Das Unternehmen legt offen, in welchem Umfang natürliche Ressourcen für die Geschäftstätigkeit in Anspruch genommen werden. Infrage kommen hier Materialien sowie der Input und Output von Wasser, Boden, Abfall, Energie, Fläche, Biodiversität sowie Emissionen für den Lebenszyklus von Produkten und Dienstleistungen.

Ein großer Anteil des weltweiten Energiebedarfs entfällt auf den Gebäudebereich. Energetisch effiziente Wohngebäude sind darum ein erheblicher Faktor bei der Erreichung der international vereinbarten Klimaziele. Mit rund 158.600 Wohneinheiten im Portfolio der Deutsche Wohnen (Stand: Juni 2016) sind wir uns unserer Verantwortung hinsichtlich dieser Ziele bewusst.

An unseren Verwaltungsstandorten verbrauchen wir neben den Bürobedarfsmaterialien vor allem Wasser, Strom und Energieträger für die Beheizung. Unsere Bestandsimmobilien werden mit Strom für Eingangs- und Flurbeleuchtung sowie technische Anlagen versorgt, einige verfügen über von der Deutsche Wohnen betriebene zentrale Heizungsanlagen, die direkte Energieträger verbrauchen. Diese Verbräuche können wir in gewissem Maße beeinflussen.

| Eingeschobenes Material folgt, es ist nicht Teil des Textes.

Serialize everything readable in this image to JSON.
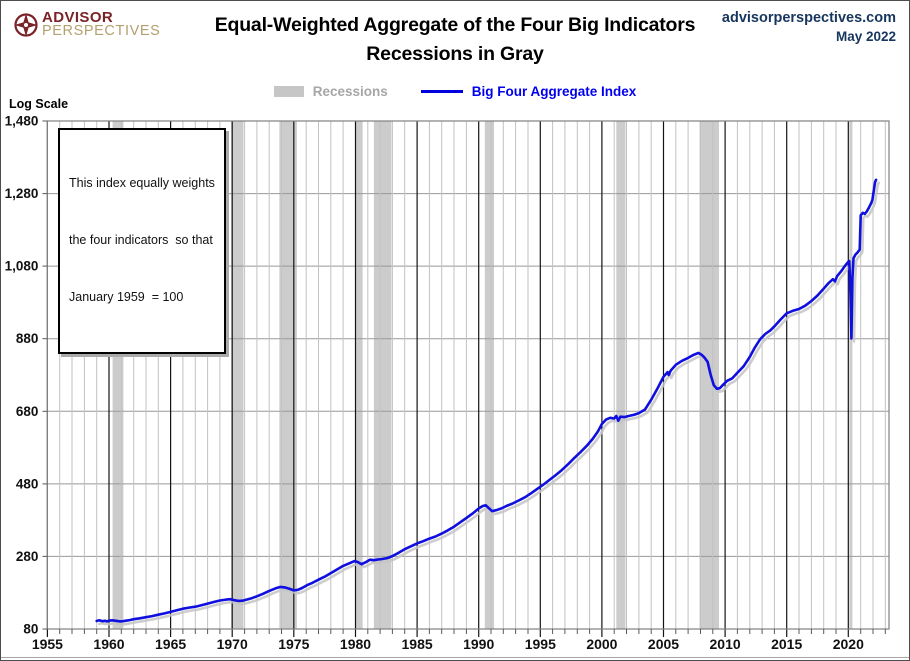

Unseren Immobilienbestand versorgen wir mit Hausstrom für die gemeinschaftlichen Anlagen. Die Verbräuche unserer Mieter – Energie und Wärme – können wir nur in geringem Maße beeinflussen. Wie in der Wohnungsverwaltung üblich, werden unsere Mieter nicht vollständig über die Deutsche Wohnen versorgt, sondern schließen eigene Verträge mit Versorgungsunternehmen ab.

Der Materialverbrauch der Deutsche Wohnen fällt größtenteils in drei Hauptkategorien an: bei Großprojekten wie der Sanierung und Modernisierung von Wohnobjekten, in kleineren Projekten im Rahmen der laufenden Instandhaltung und des Mieterwechsels sowie beim Neubau. Größere Verbrauchsmengen entstehen bei Dämmmaterialien, Austauschmaterialien im Rahmen der Asbestsanierung sowie bei Baustoffen für den in 2014 aufgenommenen Neubau. Die Projekte werden durch Subunternehmer ausgeführt, bei denen der direkte Materialverbrauch anfällt.